Itu karena kebiri merupakan tindakan nyata berupa pengekspresian amarah dan kesumat publik, utamanya korban dan keluarganya, terhadap pelaku. Tetapi, lain perkara kalau kebiri dilakukan dengan ekspektasi bahwa pelaku akan sertamerta menghentikan aksi kejamnya. Bayangkan pelaku berasal-muasal dari status sebagai korban yang juga pernah mengalami penganiayaan seksual semasa kecil. Di dalam dirinya berkecamuk gumpalan perasaan, mulai dari murka, hina, dan tak berdaya. Terposisikan sebagai sosok inferior, si korban—sadar maupun tidak—tumbuh dengan obsesi yang menggelayut di benaknya untuk menggeser dirinya ke kedudukan superior.

Cara kompensatoris yang pelaku ambil ternyata sama bejatnya: ia empaskan anak-anak lain ke posisi sebagaimana yang pernah ia alami. Itu berarti, tatkala perkosaan maupun ragam kekerasan seksual lain pelaku demonstrasikan terhadap para korbannya, sensasi seksual— setidaknya—bukan motif utama. Penganiayaan seksual, pada saat yang sama, juga muntahan berbagai muatan perasaan negatif tadi. Dengan kata lain, perilaku semisal semburit memang bersifat seksual, namun motif di balik kelakuan tersebut bukan seksual. Begitulah gambaran mysoped, salah satu tipe pelaku kekerasan seksual terhadap anak yang dirumuskan oleh Sharon Araji (2000).

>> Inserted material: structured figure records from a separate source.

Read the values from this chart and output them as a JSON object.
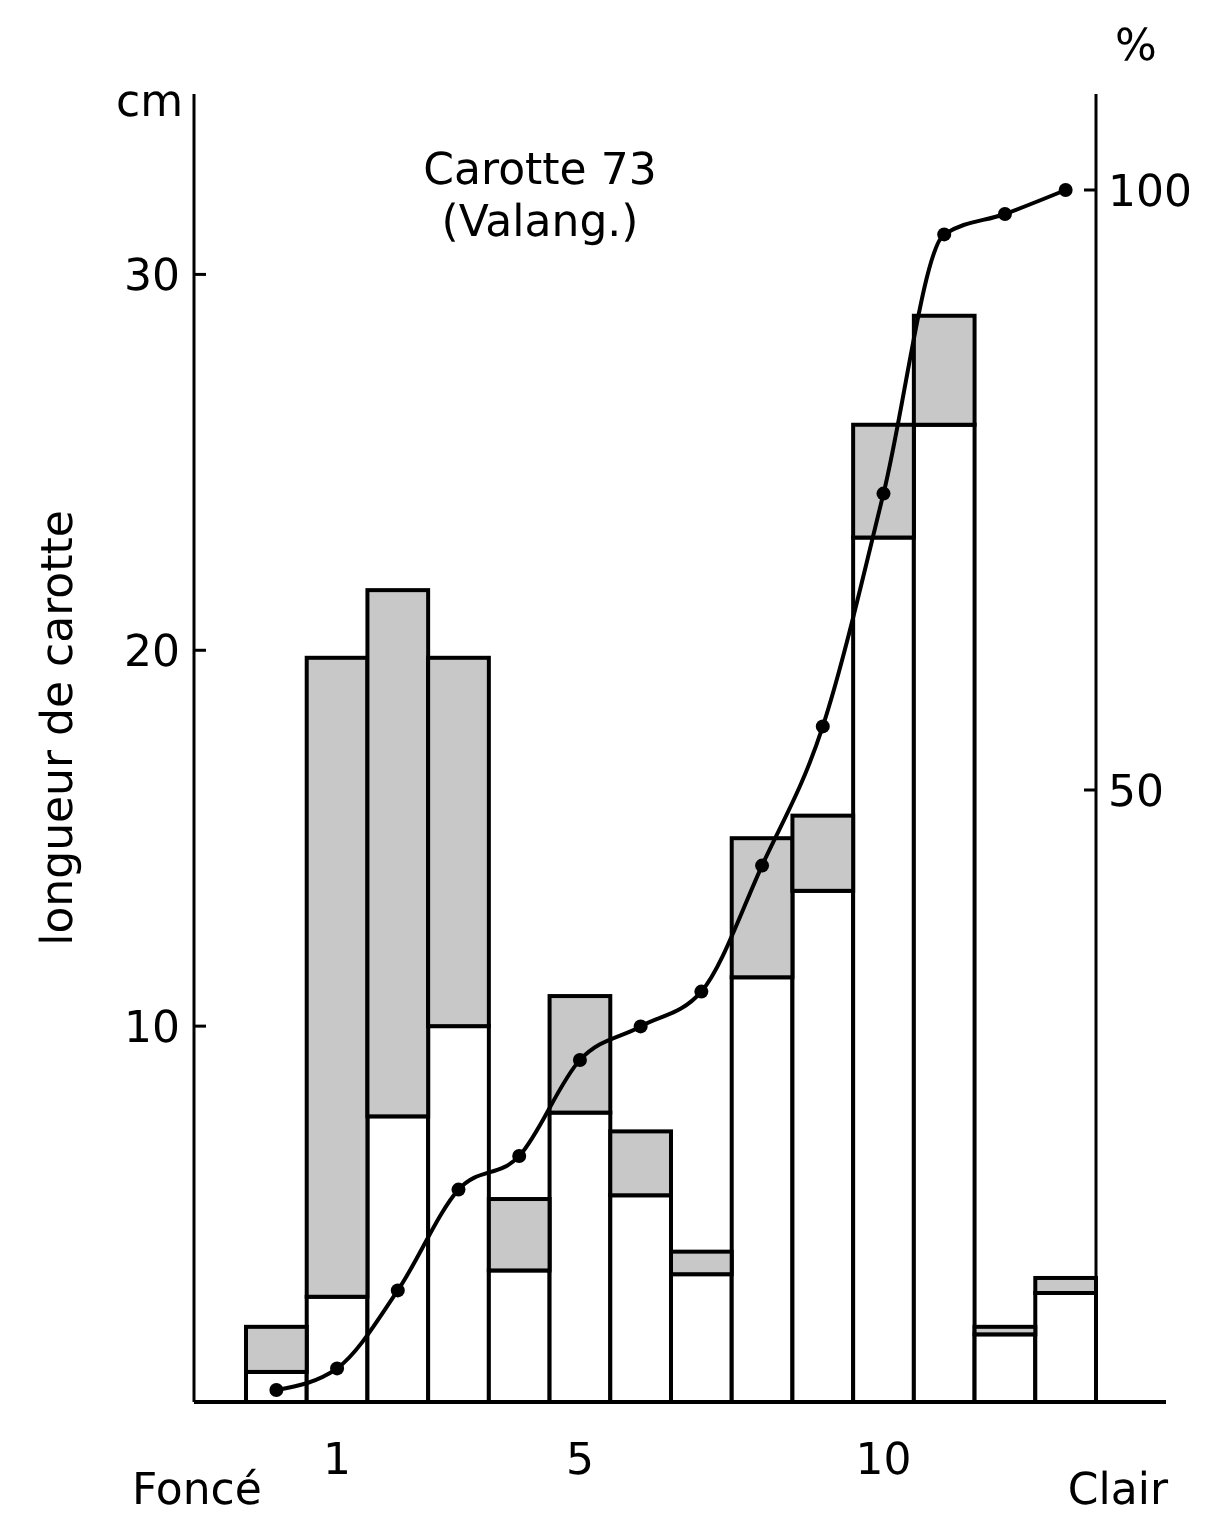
{
  "chart_data": {
    "type": "bar",
    "stacked": true,
    "title": "Carotte 73",
    "subtitle": "(Valang.)",
    "ylabel": "longueur de carotte",
    "y2label": "%",
    "annotations": [
      "cm",
      "Foncé",
      "Clair"
    ],
    "categories": [
      null,
      "1",
      null,
      null,
      null,
      "5",
      null,
      null,
      null,
      null,
      "10",
      null,
      null,
      null
    ],
    "ylim": [
      0,
      34.8
    ],
    "yticks": [
      10,
      20,
      30
    ],
    "y2lim": [
      -1,
      108
    ],
    "y2ticks": [
      50,
      100
    ],
    "grid": false,
    "series": [
      {
        "color": "#ffffff",
        "values": [
          0.8,
          2.8,
          7.6,
          10,
          3.5,
          7.7,
          5.5,
          3.4,
          11.3,
          13.6,
          23,
          26,
          1.8,
          2.9
        ]
      },
      {
        "color": "#c8c8c8",
        "values": [
          1.2,
          17,
          14,
          9.8,
          1.9,
          3.1,
          1.7,
          0.6,
          3.7,
          2,
          3,
          2.9,
          0.2,
          0.4
        ]
      },
      {
        "type": "line",
        "axis": "y2",
        "color": "#000000",
        "marker": "circle",
        "line_style": "solid",
        "values": [
          0,
          1.8,
          8.3,
          16.7,
          19.5,
          27.5,
          30.3,
          33.2,
          43.7,
          55.3,
          74.7,
          96.3,
          98,
          100
        ]
      }
    ]
  }
}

Kompleksitas seperti itulah yang, menurut saya, tidak bisa dijangkau lewat hukuman kebiri. Pengebirian kimiawi, yakni menyuntikkan zat tertentu ke dalam tubuh pelaku agar hormon seksualnya rusak, bisa menghilangkan dorongan seksualnya. Pelaku pun, katakanlah, tidak lagi memiliki minat untuk melakukan kontak seksual dengan siapa pun, tak terkecuali dengan anak-anak.

Namun, ketika hasrat seksual mati, tidak berarti bahwa segala perasaan negatif tadi juga sertamerta padam. Justru sebaliknya; pengebirian dapat menimbulkan ekses berupa efek brutalisasi (brutalization effect). Api dalam jiwa pelaku kian berkobar-kobar. Pengebirian laksana deja vu—pelaku merasa dibanting ke posisi inferior kembali. Dengan begitu, alih-alih berpembawaan lebih tenang dan terkendali, pelaku yang sudah dikebiri malah berpotensi menjadi penjahat yang jauh lebih brutal lagi. Selepas raganya meninggalkan gerbang penjara, ia akan mencari cara-cara baru guna membuncahkan afeksi-afeksi negatifnya yang kini hidup lebih buas.

Pengebirian, dengan demikian, tidak hanya gagal mengantisipasi potensi kebahayaan pelaku yang berlipat ganda, tetapi justru menstimulasi kemungkinan pelaku mengembangkan aksi-aksi kejahatan dalam variasi lain. Bukan hanya anak-anak yang menjadi incaran serangan agresif pelaku, siapa pun kemudian berpeluang mengalami viktimisasi. Atas dasar itulah, seandainya— sekali lagi—hukuman mati tetap tidak mungkin dikenakan terhadap para pelaku kekerasan seksual terhadap anak, patut dipertimbangkan untuk memberikan rajah khusus pada bagian tubuh pelaku yang terbuka.

Juga patut diberikan kode khusus pada kartu kependudukan pelaku. Langkah-langkah tersebut memang tidak lantas membuat pelaku berubah watak. Tetapi, inisiatif sedemikian rupa akan membatasi ruang gerak pelaku, sekaligus mempermudah masyarakat untuk mengidentifikasi titisan iblis yang bergentayangan di sekitar mereka.